YNOTswim It took me almost three hours, finally I finished another film by Jia Zhang Ke's called "Platform." Now I have seen all three of his so called "hometown trilogy": "Xiao Wu," "Platform," and "Unknown Pleasures.""Platform" tells stories of a group of young people in a small town in Shanxi Province in the 80s. China was emerging from the damage due to the 10 years long Cultural Revolution, and these young people rode the waves of the changes in the Chinese society searching for their positions in the new social structure.Like Jia's other films, this film does a good job on capturing the details of the lives of the ordinary people, especially those on the very bottom of the society. But it's like a broken container trying to hold its ingredient together. You see those cooking materials are scattered around all over the place but they are never put together to make a delicious dish. It doesn't have a focus.I am not sure if the film maker did it intentionally or because he was using those "non-professional" actors, the camera always stays far away from its object and it almost never gets a close up on these characters. It makes me a bystander to watch what happens to these characters standing in distance. It's very frustrating not to be able to get closer and get connected to those characters.By the way, I have no idea why the director Jia Zhang Ke is so obsessed with this guy Wang Hong Wei. Wang is the lead actor in every one of Jia's film. I start to think that Wang is the mafia boss and has total control of Jia. Otherwise, how can I explain this phenomenon after I see most of Jia's films? This is an interesting film to check out, especially if you have the patience and time, but not a great film.
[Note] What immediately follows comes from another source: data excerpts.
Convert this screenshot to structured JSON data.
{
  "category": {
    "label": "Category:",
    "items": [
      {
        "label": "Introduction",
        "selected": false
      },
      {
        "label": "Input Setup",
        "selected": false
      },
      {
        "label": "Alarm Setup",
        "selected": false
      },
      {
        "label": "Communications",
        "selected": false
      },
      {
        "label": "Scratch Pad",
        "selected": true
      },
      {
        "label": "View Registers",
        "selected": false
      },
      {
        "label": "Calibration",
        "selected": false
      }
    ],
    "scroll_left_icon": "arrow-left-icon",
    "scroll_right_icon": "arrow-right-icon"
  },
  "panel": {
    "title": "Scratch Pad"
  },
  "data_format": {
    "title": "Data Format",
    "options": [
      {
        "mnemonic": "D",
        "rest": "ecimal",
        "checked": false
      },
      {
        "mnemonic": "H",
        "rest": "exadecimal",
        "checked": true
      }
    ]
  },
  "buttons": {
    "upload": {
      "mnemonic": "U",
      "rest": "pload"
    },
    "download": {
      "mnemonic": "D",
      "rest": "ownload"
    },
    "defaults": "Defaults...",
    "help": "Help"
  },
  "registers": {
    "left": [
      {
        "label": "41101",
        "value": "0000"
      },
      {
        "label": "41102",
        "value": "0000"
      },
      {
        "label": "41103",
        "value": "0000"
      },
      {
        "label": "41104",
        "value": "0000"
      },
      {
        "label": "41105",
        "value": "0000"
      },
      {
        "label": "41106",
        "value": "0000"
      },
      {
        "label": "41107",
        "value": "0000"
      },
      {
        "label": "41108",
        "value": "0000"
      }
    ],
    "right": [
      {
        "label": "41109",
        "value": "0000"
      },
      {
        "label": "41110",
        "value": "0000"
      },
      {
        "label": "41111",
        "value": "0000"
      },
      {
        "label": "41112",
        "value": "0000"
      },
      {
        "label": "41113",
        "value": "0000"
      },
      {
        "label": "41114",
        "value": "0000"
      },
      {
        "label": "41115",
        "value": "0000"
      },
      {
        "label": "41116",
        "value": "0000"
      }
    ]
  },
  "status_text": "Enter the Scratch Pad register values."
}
jandesimpson "Zhantai" has so many of the features I have admired from recent Oriental masterworks such as " A Brighter Summer Day", "Eureka" and "City of Sadness" that I will have to find some justification for considering it ultimately so much less satisfying. Like these others it succeeds in creating a complete world of its own that, because it is so remote from Western experience, exerts a fascination that is hard to forget. We are in Fenyang a small town somewhere West of Beijing, where flat plains give way to craggy, uninviting mountains. The time is the early 1980s when strict Maoist ideology was about to give way to a period of consumer liberalisation. A group of young actor-singer- dancers employed by the state to remind provincial audiences of the principles of Mao through the medium of stage entertainment are about to see their world fall victim to the progress of private enterprise, when no longer needed for government propaganda. What was once a captive audience turns fickle, often rejecting outright the new form of pop culture they are offered. The irony is that progress in this context brings disillusionment resulting in a group of friends drifting away from their close initial camaraderie. By the time the film ends their future looks far from confident. Both thematically and atmospherically "Zhantai" has the potential for great cinema. Why then after two viewings in quick succession do I find its sense of communication so elusive and uninvolving? The answer must lie in the way the director seems to distant his characters from their audience. We never get closer to them than a middle shot. In a film where the close-up is as rigorously excluded from cinematic grammar as camera movement from the later work of Ozu, the characters' everyday lives seem to be presentad as an extension of their existance on stage to the extent that we are often left to guess at their feelings and emotions. I have written before of how fascinated I am to respond to the demands of directors such as Edward Yang and Hou Xiaoxian to connect with characters and situations when given the barest information. Director Jia Zhangke is obviously aiming at their oblique narrative style but somehow gives so little that by the end I felt I knew much more about the topography of Fenyang than of the characters that live there. For a film about the effect of historical change on individuals to be completely successful it needs to be the other way round.